Sementara Itu Step Mote, salah satu sopir lintas mengakui
kondisi ekonomi yang semakin sulit akibat terminal pasar karang yang semakin
sunyi penumpang. Mote mengaku bahya Ia sudah mengembalikan mobil kepada
pemiliknya. “Setoran 5 juta perbulan. Lalu hanya sekali naik ke paniai dalam
dua bulan terakhir ini. Pendapatan kurang dari 1 juta. Karena itu saya
pulangkan mobilnya,” Jelas Mote saat menemuinya di pasar karang, kamis (8/5)
siang. Mote memilih tinggal kota dan pulang ke kampungnya berkebun di Keniapa,
Yaweidide.
Kondisi ini berdampak juga kepada pemilik mobil lintas kota.
Ibu Nonce, Perempuan asal makassar itu memiliki 13 mobil trans antar kota.
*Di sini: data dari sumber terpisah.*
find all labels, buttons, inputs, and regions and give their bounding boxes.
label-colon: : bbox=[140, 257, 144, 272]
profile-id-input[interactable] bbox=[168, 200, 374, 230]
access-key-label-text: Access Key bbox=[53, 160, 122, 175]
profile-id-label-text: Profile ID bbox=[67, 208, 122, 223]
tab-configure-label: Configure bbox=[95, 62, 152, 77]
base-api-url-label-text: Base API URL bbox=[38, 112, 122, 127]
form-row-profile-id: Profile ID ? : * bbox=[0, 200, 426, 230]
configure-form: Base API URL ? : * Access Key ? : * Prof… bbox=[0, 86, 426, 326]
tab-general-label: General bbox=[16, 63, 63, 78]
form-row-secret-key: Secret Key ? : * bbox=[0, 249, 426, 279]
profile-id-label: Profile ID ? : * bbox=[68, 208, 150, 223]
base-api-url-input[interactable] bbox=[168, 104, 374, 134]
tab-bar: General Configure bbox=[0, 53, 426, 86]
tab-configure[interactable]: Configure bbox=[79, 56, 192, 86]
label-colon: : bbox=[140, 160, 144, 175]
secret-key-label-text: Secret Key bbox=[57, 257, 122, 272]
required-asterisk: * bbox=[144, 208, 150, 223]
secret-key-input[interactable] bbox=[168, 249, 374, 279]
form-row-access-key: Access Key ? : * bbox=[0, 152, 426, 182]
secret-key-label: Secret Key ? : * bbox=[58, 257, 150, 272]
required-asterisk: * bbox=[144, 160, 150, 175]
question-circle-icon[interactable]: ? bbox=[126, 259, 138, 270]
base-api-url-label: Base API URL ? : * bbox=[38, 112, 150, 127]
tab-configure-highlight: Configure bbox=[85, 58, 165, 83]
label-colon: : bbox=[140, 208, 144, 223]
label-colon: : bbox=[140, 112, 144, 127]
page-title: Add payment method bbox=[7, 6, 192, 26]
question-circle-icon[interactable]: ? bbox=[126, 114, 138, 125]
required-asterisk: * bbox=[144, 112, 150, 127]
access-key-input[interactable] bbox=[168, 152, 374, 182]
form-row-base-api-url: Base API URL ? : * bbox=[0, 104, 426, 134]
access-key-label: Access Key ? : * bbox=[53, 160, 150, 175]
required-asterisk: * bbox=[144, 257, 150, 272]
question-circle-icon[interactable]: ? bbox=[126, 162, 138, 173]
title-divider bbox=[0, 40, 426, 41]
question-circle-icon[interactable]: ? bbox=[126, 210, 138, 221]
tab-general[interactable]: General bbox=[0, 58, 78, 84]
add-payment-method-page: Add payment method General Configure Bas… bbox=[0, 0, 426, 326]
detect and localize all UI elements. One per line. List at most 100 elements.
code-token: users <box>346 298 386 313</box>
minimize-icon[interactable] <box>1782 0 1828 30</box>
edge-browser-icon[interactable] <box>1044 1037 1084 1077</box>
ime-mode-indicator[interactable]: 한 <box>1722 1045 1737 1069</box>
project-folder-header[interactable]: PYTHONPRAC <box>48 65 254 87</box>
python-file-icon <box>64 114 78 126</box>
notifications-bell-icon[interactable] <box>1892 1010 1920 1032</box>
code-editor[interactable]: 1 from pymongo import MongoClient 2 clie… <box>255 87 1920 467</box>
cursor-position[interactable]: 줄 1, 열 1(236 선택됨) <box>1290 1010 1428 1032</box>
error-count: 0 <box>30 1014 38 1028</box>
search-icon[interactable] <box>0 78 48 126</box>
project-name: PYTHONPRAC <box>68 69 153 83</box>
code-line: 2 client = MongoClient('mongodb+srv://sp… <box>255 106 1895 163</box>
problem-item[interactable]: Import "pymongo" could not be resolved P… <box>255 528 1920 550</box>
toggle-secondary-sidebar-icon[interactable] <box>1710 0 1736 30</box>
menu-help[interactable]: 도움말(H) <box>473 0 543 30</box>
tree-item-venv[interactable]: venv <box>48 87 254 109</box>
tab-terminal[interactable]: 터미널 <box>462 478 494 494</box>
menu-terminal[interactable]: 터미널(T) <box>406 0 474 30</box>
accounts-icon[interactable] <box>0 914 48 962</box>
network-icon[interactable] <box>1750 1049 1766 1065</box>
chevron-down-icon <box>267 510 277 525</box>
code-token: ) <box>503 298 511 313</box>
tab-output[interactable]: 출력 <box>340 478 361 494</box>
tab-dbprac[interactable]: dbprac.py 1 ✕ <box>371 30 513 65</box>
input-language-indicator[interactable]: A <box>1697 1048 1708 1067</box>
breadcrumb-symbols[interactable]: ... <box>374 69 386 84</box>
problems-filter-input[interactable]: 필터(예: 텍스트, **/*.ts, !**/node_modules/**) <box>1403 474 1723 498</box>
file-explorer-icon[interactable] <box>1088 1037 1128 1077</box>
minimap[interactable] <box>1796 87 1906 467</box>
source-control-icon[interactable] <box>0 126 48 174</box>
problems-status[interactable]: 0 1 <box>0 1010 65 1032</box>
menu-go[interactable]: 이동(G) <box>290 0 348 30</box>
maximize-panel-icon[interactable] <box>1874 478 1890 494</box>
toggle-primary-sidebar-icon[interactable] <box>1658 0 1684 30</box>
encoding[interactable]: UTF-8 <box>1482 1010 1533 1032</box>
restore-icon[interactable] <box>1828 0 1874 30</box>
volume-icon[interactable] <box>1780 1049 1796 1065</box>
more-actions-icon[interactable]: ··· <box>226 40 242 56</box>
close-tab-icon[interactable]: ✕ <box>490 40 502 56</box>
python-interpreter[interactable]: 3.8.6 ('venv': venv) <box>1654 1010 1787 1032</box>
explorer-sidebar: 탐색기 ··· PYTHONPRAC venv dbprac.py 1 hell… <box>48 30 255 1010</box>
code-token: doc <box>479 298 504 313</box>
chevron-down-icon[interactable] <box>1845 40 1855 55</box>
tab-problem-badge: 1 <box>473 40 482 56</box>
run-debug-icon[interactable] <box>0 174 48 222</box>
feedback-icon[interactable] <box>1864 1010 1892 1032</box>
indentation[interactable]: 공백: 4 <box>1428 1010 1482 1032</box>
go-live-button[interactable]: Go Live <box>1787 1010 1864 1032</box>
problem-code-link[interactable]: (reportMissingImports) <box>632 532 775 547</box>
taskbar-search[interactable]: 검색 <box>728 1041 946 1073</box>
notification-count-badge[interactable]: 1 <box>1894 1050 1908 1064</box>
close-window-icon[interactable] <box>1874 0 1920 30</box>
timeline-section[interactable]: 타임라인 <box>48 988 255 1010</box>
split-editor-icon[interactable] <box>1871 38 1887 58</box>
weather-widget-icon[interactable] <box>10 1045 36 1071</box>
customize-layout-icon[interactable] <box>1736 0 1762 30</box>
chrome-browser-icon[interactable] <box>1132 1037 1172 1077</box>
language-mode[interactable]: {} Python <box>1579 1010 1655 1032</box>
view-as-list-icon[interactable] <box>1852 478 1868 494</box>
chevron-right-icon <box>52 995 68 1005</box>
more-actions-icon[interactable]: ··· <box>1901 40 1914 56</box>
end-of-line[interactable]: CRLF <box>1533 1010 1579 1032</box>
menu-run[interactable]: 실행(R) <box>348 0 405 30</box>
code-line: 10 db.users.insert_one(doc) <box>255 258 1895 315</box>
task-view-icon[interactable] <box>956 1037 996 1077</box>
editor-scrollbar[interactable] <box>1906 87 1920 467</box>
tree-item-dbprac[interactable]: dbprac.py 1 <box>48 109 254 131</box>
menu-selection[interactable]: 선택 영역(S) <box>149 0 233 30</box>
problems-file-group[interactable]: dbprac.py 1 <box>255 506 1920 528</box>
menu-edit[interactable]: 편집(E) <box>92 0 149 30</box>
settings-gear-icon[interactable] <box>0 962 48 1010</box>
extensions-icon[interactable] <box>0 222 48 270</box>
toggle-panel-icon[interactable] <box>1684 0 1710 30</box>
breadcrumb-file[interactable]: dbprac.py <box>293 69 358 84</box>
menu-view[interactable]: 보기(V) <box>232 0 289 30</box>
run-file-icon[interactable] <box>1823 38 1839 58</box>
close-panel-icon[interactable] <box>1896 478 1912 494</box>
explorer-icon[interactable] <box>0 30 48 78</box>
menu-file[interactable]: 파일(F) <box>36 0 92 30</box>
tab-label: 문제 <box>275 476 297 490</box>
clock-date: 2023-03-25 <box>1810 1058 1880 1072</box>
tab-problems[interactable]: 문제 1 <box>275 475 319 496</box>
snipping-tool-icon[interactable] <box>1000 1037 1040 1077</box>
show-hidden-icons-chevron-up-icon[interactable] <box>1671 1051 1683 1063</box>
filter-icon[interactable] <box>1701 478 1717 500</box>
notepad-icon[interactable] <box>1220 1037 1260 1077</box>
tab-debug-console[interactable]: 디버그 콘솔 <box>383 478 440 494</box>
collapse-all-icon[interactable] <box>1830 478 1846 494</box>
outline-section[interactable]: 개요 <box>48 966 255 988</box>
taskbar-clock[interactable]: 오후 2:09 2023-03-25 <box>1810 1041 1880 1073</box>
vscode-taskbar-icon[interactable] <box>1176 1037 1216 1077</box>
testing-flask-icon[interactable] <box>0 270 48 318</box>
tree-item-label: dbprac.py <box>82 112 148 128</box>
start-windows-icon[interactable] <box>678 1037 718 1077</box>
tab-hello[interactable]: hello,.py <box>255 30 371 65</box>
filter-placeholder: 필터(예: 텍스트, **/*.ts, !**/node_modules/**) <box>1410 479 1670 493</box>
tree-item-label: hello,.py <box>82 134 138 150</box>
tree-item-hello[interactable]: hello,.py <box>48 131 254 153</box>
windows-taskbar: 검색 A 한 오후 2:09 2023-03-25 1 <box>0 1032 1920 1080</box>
Sejak penumpang tidak lagi ramai, Ia memilih untuk merumahkan hamper semua
mobil dan 7 diantaranya Ia jual.
“Mobil Saya ada 13. Dulu semua beroperasi. Tetapi tiga bulan
terkahir ini pendapatan kurang, karena mobil tidak berangkat. Saya sudah jual 7
mobil, sisah 5 mobil. Dua saya parkir di terminal,”tutur Nonce kepada TaDahNews
pada senin (5/5) di pasar Karang.
Keputusan untuk merumahkan dan menjual 7 mobil milik Nonce,
menurutnya akibat pendapat yang menurun sudah tidak cukup untuk membiayai gaji
para sopirnya, termasuk beban perawatan mobil.
“Dek, uang tidak masuk begini beban juga semakin menumpuk, lebih baik begitu saja. Tinggal 2 mobil yang biasa parkir. sisah 3 mobil itu sudah di bengkel,” pungkas Ibu Nonce menutup.